I have some questions.
opt.txt
file?
I would like to check opt.txt
to conjecture the reason for low accuracy.Best.
@alwc I re-trained this model and it has a similar result with our previous model
[104000/300000] valid loss: 0.44846 accuracy: 74.914, norm_ED: 759.90
This is our log of None_ResNet_None_CTC.txt
I have a question.
Did you use character sensitive option with --sensitive
?
If you did so, the accuracy will be low (and I guess it would be close to your result).
Because some datasets in the validation dataset (training dataset of IIIT, SVT) have case-insensitive labels.

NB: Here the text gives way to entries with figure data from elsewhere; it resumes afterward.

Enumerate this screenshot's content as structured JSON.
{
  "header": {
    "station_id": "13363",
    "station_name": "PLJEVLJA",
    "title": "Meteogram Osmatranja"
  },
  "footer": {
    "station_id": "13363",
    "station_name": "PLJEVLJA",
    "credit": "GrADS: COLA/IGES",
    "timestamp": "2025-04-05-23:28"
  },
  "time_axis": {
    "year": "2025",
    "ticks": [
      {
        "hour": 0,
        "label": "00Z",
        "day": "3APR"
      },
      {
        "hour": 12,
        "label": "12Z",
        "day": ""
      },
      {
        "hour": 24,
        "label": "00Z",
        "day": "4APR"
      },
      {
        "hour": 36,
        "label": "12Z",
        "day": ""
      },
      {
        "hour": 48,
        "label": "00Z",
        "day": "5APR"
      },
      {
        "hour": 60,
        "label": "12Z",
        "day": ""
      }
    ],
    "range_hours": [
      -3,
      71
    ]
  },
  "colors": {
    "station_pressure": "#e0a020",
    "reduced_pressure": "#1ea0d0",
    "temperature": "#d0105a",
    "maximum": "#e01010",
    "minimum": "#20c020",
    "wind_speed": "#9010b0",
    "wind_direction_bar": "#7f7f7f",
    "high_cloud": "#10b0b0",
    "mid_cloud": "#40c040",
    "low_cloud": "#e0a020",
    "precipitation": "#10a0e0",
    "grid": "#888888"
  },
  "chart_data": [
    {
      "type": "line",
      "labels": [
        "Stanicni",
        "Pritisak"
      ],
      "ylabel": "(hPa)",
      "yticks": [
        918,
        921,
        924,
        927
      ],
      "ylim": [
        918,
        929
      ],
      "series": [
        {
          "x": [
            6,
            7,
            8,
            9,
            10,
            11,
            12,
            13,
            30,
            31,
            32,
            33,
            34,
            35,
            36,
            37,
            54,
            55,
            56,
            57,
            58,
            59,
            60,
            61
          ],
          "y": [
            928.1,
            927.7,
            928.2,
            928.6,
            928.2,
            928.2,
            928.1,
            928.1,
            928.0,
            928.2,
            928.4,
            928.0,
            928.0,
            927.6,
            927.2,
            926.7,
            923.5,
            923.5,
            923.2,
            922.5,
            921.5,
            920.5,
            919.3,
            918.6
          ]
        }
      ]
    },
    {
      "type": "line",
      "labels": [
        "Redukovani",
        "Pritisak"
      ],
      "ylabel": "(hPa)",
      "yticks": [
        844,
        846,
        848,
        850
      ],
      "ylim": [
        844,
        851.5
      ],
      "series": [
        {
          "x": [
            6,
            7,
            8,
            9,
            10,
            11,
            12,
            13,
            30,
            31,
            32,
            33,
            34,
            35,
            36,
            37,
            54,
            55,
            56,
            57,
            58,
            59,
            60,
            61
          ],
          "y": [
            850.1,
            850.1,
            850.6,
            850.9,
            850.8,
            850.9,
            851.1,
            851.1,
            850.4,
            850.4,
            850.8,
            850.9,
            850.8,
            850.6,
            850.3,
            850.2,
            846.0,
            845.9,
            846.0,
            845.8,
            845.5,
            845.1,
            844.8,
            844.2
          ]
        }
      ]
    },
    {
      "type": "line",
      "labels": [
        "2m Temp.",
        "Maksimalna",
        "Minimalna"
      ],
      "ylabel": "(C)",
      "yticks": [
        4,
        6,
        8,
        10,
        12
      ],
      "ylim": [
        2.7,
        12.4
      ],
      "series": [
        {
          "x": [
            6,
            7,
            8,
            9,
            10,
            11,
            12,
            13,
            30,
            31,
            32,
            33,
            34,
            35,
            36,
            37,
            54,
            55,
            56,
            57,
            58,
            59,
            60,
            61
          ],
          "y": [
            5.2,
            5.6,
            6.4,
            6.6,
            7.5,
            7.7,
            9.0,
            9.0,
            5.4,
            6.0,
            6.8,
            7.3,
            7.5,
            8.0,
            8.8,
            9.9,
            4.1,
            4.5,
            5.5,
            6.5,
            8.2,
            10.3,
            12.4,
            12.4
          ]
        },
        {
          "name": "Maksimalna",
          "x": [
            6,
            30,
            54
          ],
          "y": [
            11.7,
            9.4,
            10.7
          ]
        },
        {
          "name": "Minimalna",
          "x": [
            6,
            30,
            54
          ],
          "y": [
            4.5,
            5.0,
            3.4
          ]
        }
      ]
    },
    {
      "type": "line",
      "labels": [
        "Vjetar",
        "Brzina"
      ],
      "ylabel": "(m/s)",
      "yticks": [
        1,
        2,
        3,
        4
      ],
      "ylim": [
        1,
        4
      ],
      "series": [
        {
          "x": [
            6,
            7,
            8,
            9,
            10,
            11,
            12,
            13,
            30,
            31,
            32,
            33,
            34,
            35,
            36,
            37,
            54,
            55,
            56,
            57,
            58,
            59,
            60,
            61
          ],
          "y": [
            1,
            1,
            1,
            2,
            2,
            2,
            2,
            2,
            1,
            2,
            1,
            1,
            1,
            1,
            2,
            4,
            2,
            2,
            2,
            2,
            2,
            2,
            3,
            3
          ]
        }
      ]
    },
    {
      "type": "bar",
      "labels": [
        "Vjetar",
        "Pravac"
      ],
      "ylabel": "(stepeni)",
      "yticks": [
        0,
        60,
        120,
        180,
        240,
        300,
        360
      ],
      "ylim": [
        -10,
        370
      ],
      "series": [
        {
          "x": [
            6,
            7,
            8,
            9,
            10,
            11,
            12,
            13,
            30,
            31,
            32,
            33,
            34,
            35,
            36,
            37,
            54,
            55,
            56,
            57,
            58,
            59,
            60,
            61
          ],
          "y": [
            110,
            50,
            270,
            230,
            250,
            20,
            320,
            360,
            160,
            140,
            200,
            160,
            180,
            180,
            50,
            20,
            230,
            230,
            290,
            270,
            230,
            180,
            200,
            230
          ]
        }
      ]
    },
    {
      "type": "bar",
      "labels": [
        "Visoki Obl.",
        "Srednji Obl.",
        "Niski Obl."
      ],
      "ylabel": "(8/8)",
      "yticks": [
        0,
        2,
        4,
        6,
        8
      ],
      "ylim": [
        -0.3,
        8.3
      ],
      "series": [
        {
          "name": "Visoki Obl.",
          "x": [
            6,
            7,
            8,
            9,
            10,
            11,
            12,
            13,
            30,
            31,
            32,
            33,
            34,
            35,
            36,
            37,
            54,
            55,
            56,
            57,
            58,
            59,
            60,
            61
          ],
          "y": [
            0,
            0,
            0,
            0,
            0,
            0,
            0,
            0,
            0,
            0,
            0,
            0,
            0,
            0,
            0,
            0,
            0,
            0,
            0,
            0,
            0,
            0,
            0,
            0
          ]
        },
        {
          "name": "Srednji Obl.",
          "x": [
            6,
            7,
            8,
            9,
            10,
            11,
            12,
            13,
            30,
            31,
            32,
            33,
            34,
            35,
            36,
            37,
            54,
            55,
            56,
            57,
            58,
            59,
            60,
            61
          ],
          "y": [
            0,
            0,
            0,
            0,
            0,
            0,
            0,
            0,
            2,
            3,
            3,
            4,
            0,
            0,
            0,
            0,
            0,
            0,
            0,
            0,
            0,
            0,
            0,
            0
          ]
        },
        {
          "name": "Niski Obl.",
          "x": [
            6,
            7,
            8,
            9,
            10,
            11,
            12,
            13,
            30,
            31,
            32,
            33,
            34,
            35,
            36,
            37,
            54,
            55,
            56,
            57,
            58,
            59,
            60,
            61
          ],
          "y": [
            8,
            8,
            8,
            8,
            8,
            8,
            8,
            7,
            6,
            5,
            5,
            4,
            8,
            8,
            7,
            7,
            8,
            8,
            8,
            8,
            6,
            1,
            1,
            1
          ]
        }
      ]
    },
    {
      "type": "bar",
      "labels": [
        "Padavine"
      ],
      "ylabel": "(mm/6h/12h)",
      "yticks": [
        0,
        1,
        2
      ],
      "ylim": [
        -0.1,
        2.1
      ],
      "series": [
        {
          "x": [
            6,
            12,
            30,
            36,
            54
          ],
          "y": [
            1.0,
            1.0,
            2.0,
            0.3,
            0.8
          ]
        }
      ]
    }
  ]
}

In general, STR researches usually use case-insensitive mode, and our paper uses case-insensitive mode (which reaches ~80% accuracy) as well.
Best.
@ku21fan
I trained the model with batch size 192.
Here is my opt.txt
:
------------ Options -------------
experiment_name: ResNet-Seed1111
train_data: /data_SSD/datasets/deep-text-recognition-benchmark/data_lmdb_release/training
valid_data: /data_SSD/datasets/deep-text-recognition-benchmark/data_lmdb_release/validation
saved_models_path: /data_SSD/pretrained_models/clovaai.deep-text-recognition-benchmark
manualSeed: 1111
workers: 4
batch_size: 192
num_iter: 300000
valInterval: 2000
continue_model:
adam: False
lr: 1
beta1: 0.9
rho: 0.95
eps: 1e-08
grad_clip: 5
select_data: ['MJ', 'ST']
batch_ratio: ['0.5', '0.5']
total_data_usage_ratio: 1.0
batch_max_length: 25
imgH: 32
imgW: 100
rgb: True
character: 0123456789abcdefghijklmnopqrstuvwxyzABCDEFGHIJKLMNOPQRSTUVWXYZ!"#$%&'()*+,-./:;<=>?@[\]^_`{|}~
sensitive: True
PAD: False
Transformation: None
FeatureExtraction: ResNet
SequenceModeling: None
Prediction: CTC
num_fiducial: 20
input_channel: 3
output_channel: 512
hidden_size: 256
num_gpu: 1
num_class: 95
---------------------------------------
Like what you've said, I think the key difference is that your model was trained with "insensitive" data while my model was trained with "sensitive" data. Let me create a validation set with case-sensitive labels and see how the model performs. Thanks!
Hi folks,
You guys did a great job of comparing and contrasting different module effects on text recognition! I'm currently trying to train a fast model, so I'm trying to train ResNet + CTC and VGG + CTC on my own. Using the default setting from your training script, I just wonder how long does the training take to reach ~70% Accuracy as shown in Table 8?
By the way, have you tried out using MobileNet-V2 as the backbone? Using the provided settings it seems I can't get MobileNet-V2 + CTC pass ~40% accuracy.